Europaweit liegt die gemeinsame grundlegende Bildung für alle Kinder bei mindestens sechs Schuljahren. Die derzeit geplante Anbindung der 5. und 6. Klassen an die weiterführenden Schulen bedeutet, dass die gemeinsame Schulzeit von sechs auf vier Jahre verkürzt wird. Es ist nichts Neues, dass die CDU dies will. Es ist allerdings unverständlich, dass die SPD ein rückschrittliches Organisationsmodell favorisiert und erfolgreiche Modelle aus dem Inland (sechsjährige GS in Berlin und Brandenburg) und dem Ausland nicht in Betracht zieht. Die Grundschule muss heute eine Vielfalt von gesellschaftlichen Aufträgen erfüllen. Neben den traditionellen Aufgaben, das Lesen, Schreiben und Rechnen zu vermitteln, stehen vielfältige Arbeitsfelder: Soziale Erziehung, Umwelterziehung, Medienpädagogik (z.B. Internet), Integration von ausländischen Kindern. Für die Erfüllung dieser vielfältigen Anforderungen brauchen die Kinder die nötige Zeit – sowohl an jedem Schultag als auch in der längeren gemeinsamen Grundschulzeit.

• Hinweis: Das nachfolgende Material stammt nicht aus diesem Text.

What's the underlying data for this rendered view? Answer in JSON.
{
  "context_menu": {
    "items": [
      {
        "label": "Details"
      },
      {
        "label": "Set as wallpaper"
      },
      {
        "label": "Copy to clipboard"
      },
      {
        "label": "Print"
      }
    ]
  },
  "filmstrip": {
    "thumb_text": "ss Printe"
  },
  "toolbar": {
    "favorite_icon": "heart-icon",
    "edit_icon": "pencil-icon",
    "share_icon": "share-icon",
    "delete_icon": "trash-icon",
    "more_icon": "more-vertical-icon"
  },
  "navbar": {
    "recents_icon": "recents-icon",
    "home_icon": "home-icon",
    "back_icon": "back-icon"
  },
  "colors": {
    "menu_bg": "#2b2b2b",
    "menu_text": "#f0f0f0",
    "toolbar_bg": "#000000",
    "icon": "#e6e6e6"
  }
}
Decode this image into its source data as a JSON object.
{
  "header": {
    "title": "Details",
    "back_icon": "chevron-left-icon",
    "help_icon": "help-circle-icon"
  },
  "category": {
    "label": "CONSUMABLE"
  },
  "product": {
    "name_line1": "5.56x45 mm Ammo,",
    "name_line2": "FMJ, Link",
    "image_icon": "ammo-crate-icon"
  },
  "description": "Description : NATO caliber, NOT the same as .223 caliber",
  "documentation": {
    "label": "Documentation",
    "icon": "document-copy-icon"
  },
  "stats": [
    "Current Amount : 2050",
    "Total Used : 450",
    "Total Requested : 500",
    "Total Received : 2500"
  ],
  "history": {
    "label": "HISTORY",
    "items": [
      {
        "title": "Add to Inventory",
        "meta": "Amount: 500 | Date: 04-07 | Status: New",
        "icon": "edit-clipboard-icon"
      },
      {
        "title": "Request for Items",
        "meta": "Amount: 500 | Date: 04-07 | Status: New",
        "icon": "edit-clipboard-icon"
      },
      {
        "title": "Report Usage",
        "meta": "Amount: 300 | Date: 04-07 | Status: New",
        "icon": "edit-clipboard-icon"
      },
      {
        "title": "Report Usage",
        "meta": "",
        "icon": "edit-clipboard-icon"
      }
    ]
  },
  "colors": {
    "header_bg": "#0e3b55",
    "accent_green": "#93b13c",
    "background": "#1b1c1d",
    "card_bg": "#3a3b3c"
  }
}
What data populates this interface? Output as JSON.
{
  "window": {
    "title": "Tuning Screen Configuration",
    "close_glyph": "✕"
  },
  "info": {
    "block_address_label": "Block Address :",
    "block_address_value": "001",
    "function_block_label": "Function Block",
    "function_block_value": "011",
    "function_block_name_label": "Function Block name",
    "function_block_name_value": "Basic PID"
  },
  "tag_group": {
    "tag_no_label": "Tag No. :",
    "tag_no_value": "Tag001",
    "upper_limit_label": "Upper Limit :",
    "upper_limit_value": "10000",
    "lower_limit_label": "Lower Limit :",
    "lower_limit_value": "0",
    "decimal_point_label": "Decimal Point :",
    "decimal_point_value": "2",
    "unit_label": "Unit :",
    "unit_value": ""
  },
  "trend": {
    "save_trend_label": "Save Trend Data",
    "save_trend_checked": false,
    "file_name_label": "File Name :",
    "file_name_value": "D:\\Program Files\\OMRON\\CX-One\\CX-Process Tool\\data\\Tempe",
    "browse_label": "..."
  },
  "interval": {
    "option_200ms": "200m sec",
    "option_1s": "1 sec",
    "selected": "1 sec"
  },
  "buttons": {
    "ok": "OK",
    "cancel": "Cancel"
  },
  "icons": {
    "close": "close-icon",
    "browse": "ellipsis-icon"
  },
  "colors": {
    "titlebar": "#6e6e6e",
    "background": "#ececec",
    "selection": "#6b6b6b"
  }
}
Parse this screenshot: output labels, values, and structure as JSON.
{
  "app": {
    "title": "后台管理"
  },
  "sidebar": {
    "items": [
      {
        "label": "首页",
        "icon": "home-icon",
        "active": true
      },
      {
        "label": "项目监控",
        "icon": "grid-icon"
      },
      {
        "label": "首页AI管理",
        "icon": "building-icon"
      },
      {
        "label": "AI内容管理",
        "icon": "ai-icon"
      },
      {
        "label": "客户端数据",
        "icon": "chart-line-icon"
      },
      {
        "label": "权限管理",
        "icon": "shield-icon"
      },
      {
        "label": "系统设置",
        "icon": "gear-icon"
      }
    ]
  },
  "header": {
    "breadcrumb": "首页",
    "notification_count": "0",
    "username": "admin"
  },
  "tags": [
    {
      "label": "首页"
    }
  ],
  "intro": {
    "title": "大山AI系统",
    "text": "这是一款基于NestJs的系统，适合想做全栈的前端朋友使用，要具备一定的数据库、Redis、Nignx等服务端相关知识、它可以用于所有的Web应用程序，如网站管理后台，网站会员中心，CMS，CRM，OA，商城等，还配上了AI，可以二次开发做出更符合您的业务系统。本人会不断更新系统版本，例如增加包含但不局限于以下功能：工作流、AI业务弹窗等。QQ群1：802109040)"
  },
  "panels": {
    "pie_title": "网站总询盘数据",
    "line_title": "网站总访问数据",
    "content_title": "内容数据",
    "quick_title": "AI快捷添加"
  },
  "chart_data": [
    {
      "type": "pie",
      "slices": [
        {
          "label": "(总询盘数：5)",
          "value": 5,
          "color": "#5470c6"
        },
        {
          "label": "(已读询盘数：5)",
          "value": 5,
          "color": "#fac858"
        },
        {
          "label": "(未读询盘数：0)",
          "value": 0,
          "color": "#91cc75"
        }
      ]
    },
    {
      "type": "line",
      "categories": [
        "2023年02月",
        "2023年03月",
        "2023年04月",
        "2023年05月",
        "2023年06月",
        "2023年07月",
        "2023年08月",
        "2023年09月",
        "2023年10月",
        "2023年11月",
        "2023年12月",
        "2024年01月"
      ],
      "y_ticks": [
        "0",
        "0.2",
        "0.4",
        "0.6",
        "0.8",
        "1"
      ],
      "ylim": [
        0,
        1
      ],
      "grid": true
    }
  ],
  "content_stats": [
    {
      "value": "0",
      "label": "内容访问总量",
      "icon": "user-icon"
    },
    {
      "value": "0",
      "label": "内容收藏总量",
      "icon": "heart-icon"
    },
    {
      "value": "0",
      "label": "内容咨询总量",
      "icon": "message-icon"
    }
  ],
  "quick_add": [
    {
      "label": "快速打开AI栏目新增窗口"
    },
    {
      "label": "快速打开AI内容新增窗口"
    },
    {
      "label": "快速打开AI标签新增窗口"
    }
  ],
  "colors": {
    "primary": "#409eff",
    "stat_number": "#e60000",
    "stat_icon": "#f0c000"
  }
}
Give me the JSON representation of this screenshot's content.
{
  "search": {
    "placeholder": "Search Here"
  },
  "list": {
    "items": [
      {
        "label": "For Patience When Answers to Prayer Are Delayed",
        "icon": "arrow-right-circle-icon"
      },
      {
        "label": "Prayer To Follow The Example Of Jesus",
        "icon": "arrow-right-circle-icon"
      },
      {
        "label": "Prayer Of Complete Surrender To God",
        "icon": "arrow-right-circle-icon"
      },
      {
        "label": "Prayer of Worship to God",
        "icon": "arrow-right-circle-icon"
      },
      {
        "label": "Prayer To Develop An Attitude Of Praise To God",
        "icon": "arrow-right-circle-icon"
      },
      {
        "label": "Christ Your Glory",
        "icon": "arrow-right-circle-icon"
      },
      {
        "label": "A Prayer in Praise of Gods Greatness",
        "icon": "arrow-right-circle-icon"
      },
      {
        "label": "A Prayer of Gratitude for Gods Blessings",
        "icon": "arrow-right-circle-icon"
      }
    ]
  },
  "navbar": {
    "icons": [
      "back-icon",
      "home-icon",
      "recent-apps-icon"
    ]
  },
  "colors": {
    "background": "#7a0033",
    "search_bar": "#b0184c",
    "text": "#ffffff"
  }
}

Viele Grundschulen haben sich auf den Weg gemacht und ihren Unterricht verändert. Sie gestalten den Schulvormittag anders, haben die Halbtagsgrundschule eingeführt, unterrichten behinderte und nichtbehinderte Kinder gemeinsam. Diese erfolgreiche Arbeit kann in einer sechsjährigen Grundschule fortgeführt werden. Untersuchungen belegen, dass die Prognosesicherheit für die weiteren Schulen nach sechs gemeinsamen Schuljahren deutlich höher ist im Vergleich zu einer nur vierjährigen Schulzeit. Gerade in einer sechsjährigen gemeinsamen Schulzeit können nicht nur integrative, sondern auch reformpädagogische Modelle (z.B. jahrgangsübergreifendes Lernen, wie es in vielen niederländischen Grundschulen seit Jahren praktiziert wird) erfolgreich umgesetzt werden.